Figure 5. Yeast two-hybrid analysis of Thi2.4 and FFBL.

(A) P53-BD/T-antigen-AD indicates positive control. LamC-BD/T-antigen-AD indicates negative control. (B and C) SD medium without 3-aminotriazol (3-AT). (D and E) The SD medium containing 10 mM 3-AT. (B and D) SD medium without histidine (−His). (C and E) SD medium with histidine (+His). This experiment was analyzed in 3 independent lines and performed 3 times.

Figure 6. Cell death in Arabidopsis leaves induced by FFBL.

(A–D) PBS buffer (Mock) or FFBL were infiltrated into Arabidopsis leaves. (A–C) Scale bars: 1 mm. (D) Trypan blue staining of FFBL-infiltrated leaves. (D) Scale bar: 50 µm. (E) The frequencies of cell death after FFBL-infiltration of leaves of wild type (WT) and transgenic 35S::Thi2.4 plants (35S::Thi2.4). The frequency of cell death indicates the ratio of leaves containg lesions to all FFBL-infiltrated leaves. Data are the mean of triplicate experiments ± s.d (n = 14). The asterisk indicates significant differences from the wild type (P<0.05, based on Student's t-test). (F) The effect of inoculation of F. graminearum (F. g.) or infiltration of 1 µM FFBL on the expression pattern of Thi2.4 protein in Arabidopsis flower buds. Each lane was loaded with 1 µg total proteins. The asterisk shows a reference protein that did not change following inoculation with F. graminearum. These experiments were repeated 3 times.

Figure 7. The incidence of aerial hyphae induced by FFBL in rosette leaves of Arabidopsis.

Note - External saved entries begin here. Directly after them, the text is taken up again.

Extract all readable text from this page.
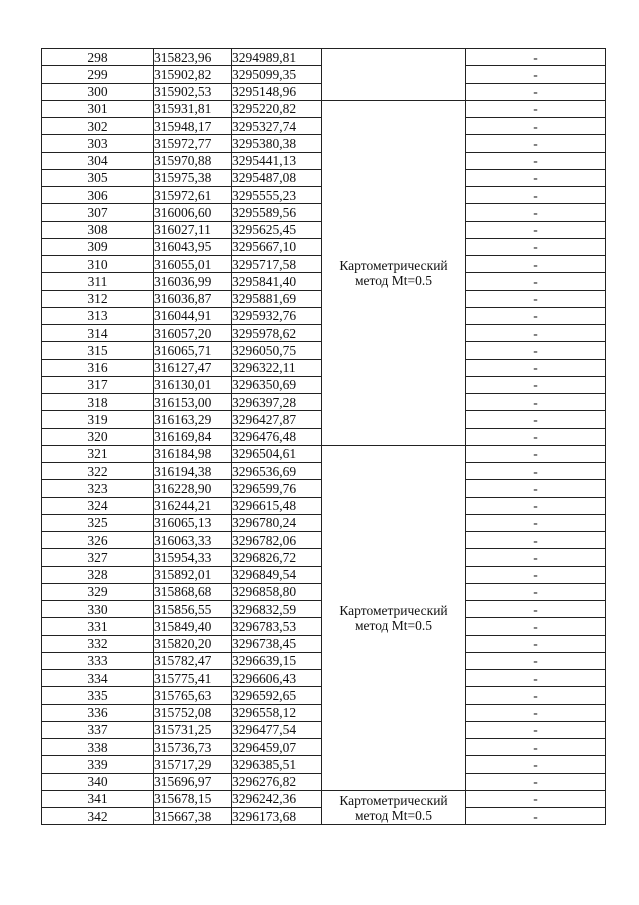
298	315823,96	3294989,81		-
299	315902,82	3295099,35		-
300	315902,53	3295148,96		-
301	315931,81	3295220,82	Картометрический
метод Mt=0.5	-
302	315948,17	3295327,74		-
303	315972,77	3295380,38		-
304	315970,88	3295441,13		-
305	315975,38	3295487,08		-
306	315972,61	3295555,23		-
307	316006,60	3295589,56		-
308	316027,11	3295625,45		-
309	316043,95	3295667,10		-
310	316055,01	3295717,58		-
311	316036,99	3295841,40		-
312	316036,87	3295881,69		-
313	316044,91	3295932,76		-
314	316057,20	3295978,62		-
315	316065,71	3296050,75		-
316	316127,47	3296322,11		-
317	316130,01	3296350,69		-
318	316153,00	3296397,28		-
319	316163,29	3296427,87		-
320	316169,84	3296476,48		-
321	316184,98	3296504,61	Картометрический
метод Mt=0.5	-
322	316194,38	3296536,69		-
323	316228,90	3296599,76		-
324	316244,21	3296615,48		-
325	316065,13	3296780,24		-
326	316063,33	3296782,06		-
327	315954,33	3296826,72		-
328	315892,01	3296849,54		-
329	315868,68	3296858,80		-
330	315856,55	3296832,59		-
331	315849,40	3296783,53		-
332	315820,20	3296738,45		-
333	315782,47	3296639,15		-
334	315775,41	3296606,43		-
335	315765,63	3296592,65		-
336	315752,08	3296558,12		-
337	315731,25	3296477,54		-
338	315736,73	3296459,07		-
339	315717,29	3296385,51		-
340	315696,97	3296276,82		-
341	315678,15	3296242,36	Картометрический
метод Mt=0.5	-
342	315667,38	3296173,68		-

(A) Leaves were inoculated with F. graminearum conidia without FFBL. (B, C) Leaves were inoculated with F. graminearum conidia plus 0.1 or 1.0 µM FFBL. (D) The incidence of F. graminearum aerial hyphae. The incidence of hyphae indicates the ratio of aerial hyphae-observed leaves to all F. graminearum-inoculated leaves. Data are the mean of triplicate experiments ± s.d (n = 45). The asterisks indicate significant differences from 0 µM FFBL (P<0.01, based on Student's t-test). (E) The amount of FFBL mRNA in F. graminearum H3 (H3) and FFBL gene-disrupted F. graminearum H3 (ΔFgFFBL). FFBL gene expression was investigated using four independent ΔFgFFBL lines by RT-PCR. α-Tubulin was used as reference gene. (F) The incidence of ΔFgFFBL aerial hyphae of ΔFgFFBL. The incidence of hyphae indicates the ratio of aerial hyphae-observed leaves to all ΔFgFFBL-inoculated leaves. Data are the mean of triplicate experiments ± s.d (n = 24). The asterisks indicate significant differences from H3 (wild type) (*P<0.05, **P<0.01, based on Student's t-test).

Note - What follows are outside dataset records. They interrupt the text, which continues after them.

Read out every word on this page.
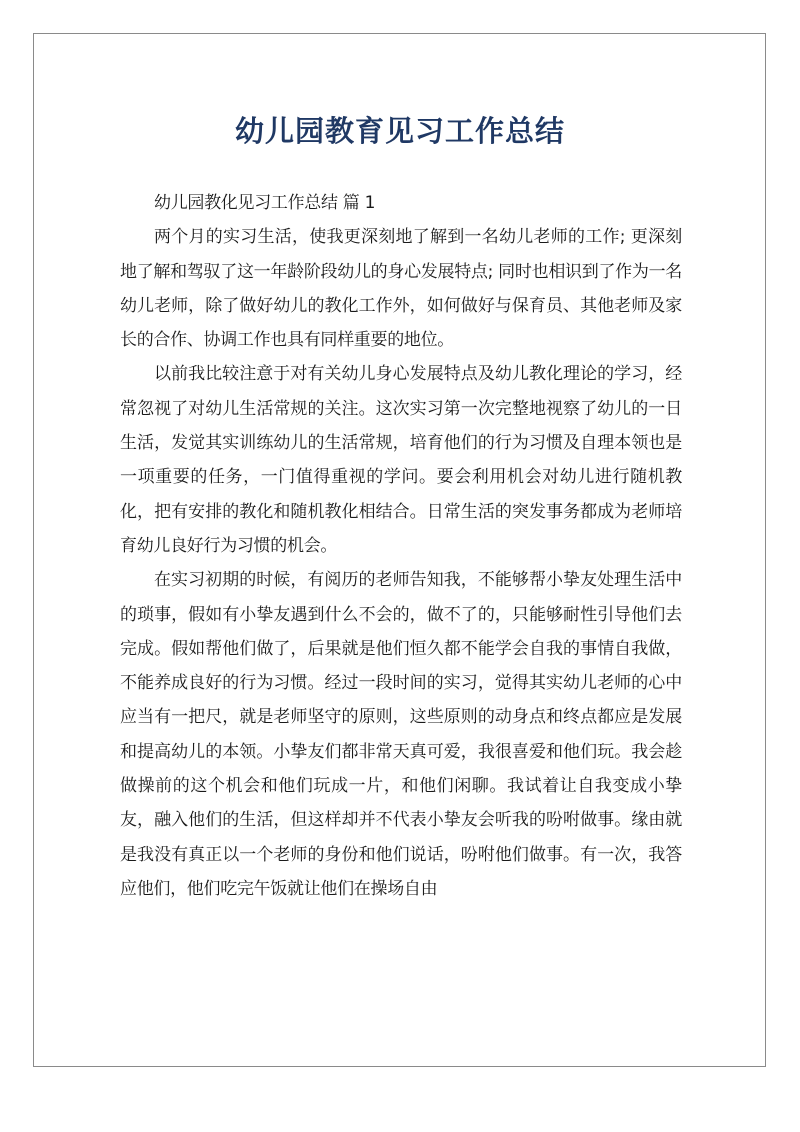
幼儿园教育见习工作总结

幼儿园教化见习工作总结 篇 1

两个月的实习生活，使我更深刻地了解到一名幼儿老师的工作; 更深刻地了解和驾驭了这一年龄阶段幼儿的身心发展特点; 同时也相识到了作为一名幼儿老师，除了做好幼儿的教化工作外，如何做好与保育员、其他老师及家长的合作、协调工作也具有同样重要的地位。

以前我比较注意于对有关幼儿身心发展特点及幼儿教化理论的学习，经常忽视了对幼儿生活常规的关注。这次实习第一次完整地视察了幼儿的一日生活，发觉其实训练幼儿的生活常规，培育他们的行为习惯及自理本领也是一项重要的任务，一门值得重视的学问。要会利用机会对幼儿进行随机教化，把有安排的教化和随机教化相结合。日常生活的突发事务都成为老师培育幼儿良好行为习惯的机会。

在实习初期的时候，有阅历的老师告知我，不能够帮小挚友处理生活中的琐事，假如有小挚友遇到什么不会的，做不了的，只能够耐性引导他们去完成。假如帮他们做了，后果就是他们恒久都不能学会自我的事情自我做，不能养成良好的行为习惯。经过一段时间的实习，觉得其实幼儿老师的心中应当有一把尺，就是老师坚守的原则，这些原则的动身点和终点都应是发展和提高幼儿的本领。小挚友们都非常天真可爱，我很喜爱和他们玩。我会趁做操前的这个机会和他们玩成一片，和他们闲聊。我试着让自我变成小挚友，融入他们的生活，但这样却并不代表小挚友会听我的吩咐做事。缘由就是我没有真正以一个老师的身份和他们说话，吩咐他们做事。有一次，我答应他们，他们吃完午饭就让他们在操场自由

Figure 8. Expression patterns of PR1 and PDF1.2 genes in FFBL-infiltrated Arabidopsis leaves using RT-PCR.

(A) The amounts of PR1 mRNA induced by FFBL. (B) The amounts of PDF1.2 mRNA induced by FFBL. FFBL-infiltrated Arabidopsis leaves were incubated in the growth chamber for 5 days. The amounts of PR1 and PDF1.2 mRNAs were normalized against ACTIN2/8. Data are the mean of triplicate experiments ± s.d.